Frequently Asked Questions

What is JSONL format?

JSONL (JSON Lines) is a text format where each line is an independent, valid JSON value. It is also called NDJSON (Newline-Delimited JSON). Each line can be a JSON object, array, string, number, or boolean. JSONL is widely used for log files, data pipelines, and streaming APIs because files can be processed line by line without loading the entire file into memory.

How do I validate a JSONL file in bulk?

Select the "JSONL — one per line" mode, paste the contents of your JSONL file into the input area, and click Validate All. Each non-empty line is validated independently and the result for each line is shown below. For file upload, switch to the "Upload files" mode and drop your .jsonl file directly.

How does the separator-delimited mode work?

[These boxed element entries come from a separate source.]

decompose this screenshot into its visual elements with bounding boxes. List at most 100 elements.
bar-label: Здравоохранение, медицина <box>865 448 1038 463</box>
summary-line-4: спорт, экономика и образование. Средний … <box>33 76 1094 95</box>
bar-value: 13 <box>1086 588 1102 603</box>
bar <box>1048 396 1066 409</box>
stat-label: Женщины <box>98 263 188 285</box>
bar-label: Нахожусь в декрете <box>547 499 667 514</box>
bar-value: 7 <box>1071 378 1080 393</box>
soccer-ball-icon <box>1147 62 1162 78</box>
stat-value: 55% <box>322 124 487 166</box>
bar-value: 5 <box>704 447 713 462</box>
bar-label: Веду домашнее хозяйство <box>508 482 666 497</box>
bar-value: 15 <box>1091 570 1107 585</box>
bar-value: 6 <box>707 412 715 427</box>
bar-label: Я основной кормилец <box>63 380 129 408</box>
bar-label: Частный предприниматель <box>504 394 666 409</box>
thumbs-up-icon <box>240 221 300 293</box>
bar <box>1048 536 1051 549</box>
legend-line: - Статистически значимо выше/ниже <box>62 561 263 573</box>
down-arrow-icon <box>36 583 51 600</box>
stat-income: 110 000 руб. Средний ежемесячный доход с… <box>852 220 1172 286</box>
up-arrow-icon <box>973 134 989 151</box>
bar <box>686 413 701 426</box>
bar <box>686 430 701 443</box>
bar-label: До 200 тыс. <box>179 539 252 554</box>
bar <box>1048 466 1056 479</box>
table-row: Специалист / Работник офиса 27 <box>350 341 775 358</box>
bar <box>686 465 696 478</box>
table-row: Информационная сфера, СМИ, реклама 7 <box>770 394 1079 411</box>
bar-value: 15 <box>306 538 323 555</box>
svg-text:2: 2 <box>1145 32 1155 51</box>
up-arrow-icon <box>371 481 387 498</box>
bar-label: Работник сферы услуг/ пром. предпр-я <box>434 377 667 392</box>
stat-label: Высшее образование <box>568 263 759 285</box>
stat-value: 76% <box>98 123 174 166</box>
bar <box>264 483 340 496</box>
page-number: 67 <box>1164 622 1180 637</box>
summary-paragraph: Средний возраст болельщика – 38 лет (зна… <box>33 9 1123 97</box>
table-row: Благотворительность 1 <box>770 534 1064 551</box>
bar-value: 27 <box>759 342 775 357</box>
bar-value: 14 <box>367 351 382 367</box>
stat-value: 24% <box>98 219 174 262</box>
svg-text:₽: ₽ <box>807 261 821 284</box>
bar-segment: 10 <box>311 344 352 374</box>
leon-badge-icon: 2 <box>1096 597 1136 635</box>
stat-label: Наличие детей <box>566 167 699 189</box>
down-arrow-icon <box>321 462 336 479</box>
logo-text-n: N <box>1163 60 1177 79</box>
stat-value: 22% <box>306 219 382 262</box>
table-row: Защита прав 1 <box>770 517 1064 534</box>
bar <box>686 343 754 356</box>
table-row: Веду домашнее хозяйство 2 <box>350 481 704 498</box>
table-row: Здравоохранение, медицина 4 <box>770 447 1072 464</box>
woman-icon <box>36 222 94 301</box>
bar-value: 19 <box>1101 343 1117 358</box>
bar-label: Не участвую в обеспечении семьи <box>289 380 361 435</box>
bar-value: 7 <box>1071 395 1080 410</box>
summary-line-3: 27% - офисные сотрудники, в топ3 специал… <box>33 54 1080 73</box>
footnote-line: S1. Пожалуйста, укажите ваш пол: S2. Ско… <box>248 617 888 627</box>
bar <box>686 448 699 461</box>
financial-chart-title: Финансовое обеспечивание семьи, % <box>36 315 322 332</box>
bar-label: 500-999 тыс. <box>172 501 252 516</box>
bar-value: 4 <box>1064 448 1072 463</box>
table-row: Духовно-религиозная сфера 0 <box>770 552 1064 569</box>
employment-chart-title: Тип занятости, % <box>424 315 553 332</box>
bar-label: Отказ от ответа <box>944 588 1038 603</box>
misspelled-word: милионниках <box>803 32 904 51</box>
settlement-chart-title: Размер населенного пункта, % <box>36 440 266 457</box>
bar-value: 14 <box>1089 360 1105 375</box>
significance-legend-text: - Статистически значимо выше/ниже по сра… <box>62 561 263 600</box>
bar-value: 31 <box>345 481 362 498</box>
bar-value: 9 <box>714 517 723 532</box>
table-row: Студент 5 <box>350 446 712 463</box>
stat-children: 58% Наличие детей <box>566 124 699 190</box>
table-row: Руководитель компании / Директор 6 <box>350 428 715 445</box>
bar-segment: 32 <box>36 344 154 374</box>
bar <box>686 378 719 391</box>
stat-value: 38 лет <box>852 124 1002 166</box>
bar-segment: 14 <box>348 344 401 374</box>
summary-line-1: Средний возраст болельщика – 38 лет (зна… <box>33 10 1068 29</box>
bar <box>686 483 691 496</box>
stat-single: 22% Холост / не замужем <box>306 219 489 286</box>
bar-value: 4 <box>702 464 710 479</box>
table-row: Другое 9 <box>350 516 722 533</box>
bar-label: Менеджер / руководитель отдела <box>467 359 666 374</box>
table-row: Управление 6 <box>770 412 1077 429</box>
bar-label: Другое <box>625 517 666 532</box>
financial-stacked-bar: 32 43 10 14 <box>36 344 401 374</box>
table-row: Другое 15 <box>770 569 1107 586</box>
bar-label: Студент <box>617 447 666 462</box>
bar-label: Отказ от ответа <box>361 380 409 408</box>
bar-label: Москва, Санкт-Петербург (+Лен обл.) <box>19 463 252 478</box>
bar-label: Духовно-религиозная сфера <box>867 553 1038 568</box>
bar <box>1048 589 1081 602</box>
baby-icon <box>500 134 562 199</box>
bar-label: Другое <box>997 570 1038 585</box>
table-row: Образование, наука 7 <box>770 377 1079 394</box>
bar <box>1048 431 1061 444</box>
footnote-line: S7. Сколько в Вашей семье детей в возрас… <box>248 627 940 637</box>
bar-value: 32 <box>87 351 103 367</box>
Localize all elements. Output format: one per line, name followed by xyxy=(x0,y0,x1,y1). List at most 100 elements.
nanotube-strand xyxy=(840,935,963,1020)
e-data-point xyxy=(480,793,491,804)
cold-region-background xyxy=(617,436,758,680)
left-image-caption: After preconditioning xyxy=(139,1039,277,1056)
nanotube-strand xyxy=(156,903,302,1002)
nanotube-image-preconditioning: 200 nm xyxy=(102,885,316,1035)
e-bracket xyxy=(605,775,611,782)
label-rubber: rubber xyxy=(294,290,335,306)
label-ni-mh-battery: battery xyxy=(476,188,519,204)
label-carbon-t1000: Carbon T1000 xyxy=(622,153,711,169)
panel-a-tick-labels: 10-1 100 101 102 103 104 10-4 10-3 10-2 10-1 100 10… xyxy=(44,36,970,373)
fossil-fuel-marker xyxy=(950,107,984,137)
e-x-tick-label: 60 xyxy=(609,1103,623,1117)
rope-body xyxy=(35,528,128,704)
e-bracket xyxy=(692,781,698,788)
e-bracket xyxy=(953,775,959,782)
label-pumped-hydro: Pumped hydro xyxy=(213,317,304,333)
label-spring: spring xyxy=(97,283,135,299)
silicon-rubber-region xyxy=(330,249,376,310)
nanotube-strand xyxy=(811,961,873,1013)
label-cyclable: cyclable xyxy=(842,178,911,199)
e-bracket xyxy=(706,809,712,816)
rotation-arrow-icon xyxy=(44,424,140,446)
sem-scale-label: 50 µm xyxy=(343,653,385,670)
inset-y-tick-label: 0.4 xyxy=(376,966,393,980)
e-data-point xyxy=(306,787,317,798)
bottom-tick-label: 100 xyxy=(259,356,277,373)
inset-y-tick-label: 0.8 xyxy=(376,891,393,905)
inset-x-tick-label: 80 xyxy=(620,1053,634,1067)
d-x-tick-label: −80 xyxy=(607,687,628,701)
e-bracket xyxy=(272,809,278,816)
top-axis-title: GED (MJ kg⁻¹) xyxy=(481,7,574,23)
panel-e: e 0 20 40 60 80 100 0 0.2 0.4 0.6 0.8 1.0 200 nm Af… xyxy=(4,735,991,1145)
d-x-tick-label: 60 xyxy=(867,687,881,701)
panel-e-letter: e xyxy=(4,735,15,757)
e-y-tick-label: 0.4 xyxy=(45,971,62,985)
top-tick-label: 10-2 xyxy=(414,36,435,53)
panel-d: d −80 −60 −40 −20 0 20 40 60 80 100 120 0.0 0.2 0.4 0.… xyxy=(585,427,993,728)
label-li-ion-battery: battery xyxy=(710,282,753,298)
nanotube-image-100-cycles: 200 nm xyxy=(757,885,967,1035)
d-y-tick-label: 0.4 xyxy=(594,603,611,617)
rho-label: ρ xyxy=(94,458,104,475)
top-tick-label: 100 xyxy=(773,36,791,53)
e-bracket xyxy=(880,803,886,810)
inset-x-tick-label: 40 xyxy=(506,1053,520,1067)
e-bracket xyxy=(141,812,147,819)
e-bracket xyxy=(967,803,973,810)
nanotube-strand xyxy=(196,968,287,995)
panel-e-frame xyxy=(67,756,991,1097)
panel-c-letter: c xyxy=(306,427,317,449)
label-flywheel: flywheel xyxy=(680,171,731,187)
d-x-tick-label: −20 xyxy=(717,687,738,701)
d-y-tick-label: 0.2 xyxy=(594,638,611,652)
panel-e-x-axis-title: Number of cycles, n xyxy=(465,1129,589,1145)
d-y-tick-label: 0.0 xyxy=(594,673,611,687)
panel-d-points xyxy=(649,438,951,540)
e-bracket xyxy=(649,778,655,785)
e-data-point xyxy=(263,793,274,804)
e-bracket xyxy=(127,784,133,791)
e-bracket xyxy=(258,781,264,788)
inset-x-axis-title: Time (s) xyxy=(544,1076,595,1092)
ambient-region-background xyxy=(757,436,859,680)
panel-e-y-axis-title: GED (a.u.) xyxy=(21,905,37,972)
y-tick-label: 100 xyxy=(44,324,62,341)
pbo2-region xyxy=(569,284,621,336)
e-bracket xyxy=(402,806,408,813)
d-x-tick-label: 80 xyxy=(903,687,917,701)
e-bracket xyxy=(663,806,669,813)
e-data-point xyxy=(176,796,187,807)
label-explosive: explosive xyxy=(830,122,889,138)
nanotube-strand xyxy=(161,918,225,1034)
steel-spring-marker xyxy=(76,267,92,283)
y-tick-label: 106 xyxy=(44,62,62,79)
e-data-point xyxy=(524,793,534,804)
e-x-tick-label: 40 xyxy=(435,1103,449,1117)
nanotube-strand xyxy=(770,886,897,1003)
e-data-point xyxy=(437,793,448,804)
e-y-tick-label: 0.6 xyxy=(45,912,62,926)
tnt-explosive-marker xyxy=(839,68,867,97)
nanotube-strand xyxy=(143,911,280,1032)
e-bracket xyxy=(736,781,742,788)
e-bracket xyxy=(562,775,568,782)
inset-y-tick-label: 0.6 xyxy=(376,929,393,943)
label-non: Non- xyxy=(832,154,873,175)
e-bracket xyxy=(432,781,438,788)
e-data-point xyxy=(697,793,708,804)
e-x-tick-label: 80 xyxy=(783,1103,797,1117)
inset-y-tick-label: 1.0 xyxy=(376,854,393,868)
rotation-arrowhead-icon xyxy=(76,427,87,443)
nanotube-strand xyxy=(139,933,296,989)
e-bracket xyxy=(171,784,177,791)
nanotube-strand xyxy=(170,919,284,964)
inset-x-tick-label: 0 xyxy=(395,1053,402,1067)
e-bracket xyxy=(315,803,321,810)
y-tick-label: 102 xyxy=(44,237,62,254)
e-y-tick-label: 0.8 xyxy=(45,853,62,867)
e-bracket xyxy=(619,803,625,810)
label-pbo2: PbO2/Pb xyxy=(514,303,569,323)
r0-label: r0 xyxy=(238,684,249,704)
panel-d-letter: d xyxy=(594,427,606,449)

In separator-delimited mode, you paste multiple JSON objects separated by a delimiter string (default ---). This is useful when you have multi-line JSON objects that cannot be expressed one per line. Change the separator to match whatever delimiter your source uses.

What is the maximum number of JSON objects I can validate at once?

There is no hard limit on validation — all items are validated regardless of count. The results list displays up to 1,000 items. If you have more, the full set is still captured in the downloadable CSV report.

Can I validate JSON arrays and primitives, not just objects?

Yes. Any valid JSON value is accepted: objects {}, arrays [], strings, numbers, booleans, and null. Each line or segment is treated as a standalone JSON document and validated accordingly.

Is my data sent to a server during validation?

No. All validation runs entirely in your browser using JavaScript's built-in JSON.parse(). Your JSON data, files, and tokens never leave your device and are never sent to any server.

What do the error messages mean?

Error messages come directly from the browser's JSON parser. Common ones include "Unexpected token" (an illegal character was found), "Unexpected end of input" (the JSON is truncated), and "Expected property name" (a key is missing quotes). The message includes the position in the string where the parser failed.